Pooch, who has worked alongside some of New Zealand's biggest energy users, says he strongly advocates for organisations to link energy efficiency with existing company programmes.
"Every organisation will engage with staff successfully - or unsuccessfully - but they'll be engaging on all sorts of things like health and safety, process improvement, all those normal things so we just make energy one of the strands to that topic of conversation as much as possible."
In his experience successful staff engagement needs to tone down the technical language, link in data and feedback and provide a two-way communication channel.
In fact, it's the two-way communication that people often under-estimate, he says, but it provides a good opportunity for collaboration and to even pass on energy efficiency tips for the home.
Energy efficient LED lighting installed in the workplace could lead to staff getting the information needed to make the switch at home, he says.
"Energy projects are never just about energy," says Pooch.
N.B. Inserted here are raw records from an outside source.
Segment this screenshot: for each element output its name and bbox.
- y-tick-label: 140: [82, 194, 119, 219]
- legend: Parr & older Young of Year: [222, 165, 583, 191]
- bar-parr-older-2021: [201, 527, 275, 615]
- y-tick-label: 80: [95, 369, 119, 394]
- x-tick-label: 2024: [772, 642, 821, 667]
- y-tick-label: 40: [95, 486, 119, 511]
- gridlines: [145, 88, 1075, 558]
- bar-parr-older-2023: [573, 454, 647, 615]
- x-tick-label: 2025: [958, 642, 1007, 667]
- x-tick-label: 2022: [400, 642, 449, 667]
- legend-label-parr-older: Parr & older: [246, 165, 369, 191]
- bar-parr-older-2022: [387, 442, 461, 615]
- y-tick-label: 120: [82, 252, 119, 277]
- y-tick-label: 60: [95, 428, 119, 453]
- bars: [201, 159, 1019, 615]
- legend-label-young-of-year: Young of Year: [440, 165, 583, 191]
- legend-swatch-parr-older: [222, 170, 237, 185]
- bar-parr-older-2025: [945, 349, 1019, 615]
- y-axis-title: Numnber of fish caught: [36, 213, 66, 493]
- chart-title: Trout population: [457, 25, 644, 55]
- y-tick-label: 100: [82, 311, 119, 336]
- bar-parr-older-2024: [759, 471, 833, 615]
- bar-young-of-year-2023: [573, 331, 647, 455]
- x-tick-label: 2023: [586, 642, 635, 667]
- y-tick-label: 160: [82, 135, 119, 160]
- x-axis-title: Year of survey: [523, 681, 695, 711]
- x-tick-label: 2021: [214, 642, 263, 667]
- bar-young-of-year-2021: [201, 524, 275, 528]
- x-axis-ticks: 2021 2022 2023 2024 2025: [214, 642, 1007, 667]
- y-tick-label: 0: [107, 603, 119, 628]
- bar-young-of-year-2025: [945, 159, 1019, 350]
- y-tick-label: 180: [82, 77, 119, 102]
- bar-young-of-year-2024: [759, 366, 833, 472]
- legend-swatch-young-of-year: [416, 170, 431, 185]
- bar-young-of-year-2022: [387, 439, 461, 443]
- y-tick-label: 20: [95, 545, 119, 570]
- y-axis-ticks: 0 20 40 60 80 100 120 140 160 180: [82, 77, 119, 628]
"Even your most simple LED lighting project is about operator environment; it's about maintenance savings or ease of maintenance; it's taking glass out of the process area so you've got less product risk."
One of the hurdles most organisations face with getting traction on energy efficiency is that it is often assigned to one person or a small team, says EECA's Bull.
"They often do a really good job at implementing but it is challenging to get it embedded into the culture of the organisation.
"Often these people are operational or engineering focused and trying to do the staff engagement across areas that are outside their influence is challenging for them.
"This staff engagement toolkit gives them the ability to get buy-in from senior management by giving them a plan but also from other experts in the business that can help them roll the plan out to maximise the benefits of energy management and energy efficiency across the organisation."
At KiwiRail Low says there has been a noticeable improvement across the board with staff engagement.
People are now saying they are more likely to speak up when they have good ideas because they can see things will happen as a result, he says.
"While this is predominately a fuel related thing I'd like to think some of those spinoffs are happening elsewhere."
The fuel efficiency programme is just the beginning for the company, he says.
"We're thinking: how can we leverage off this to make tomorrow better."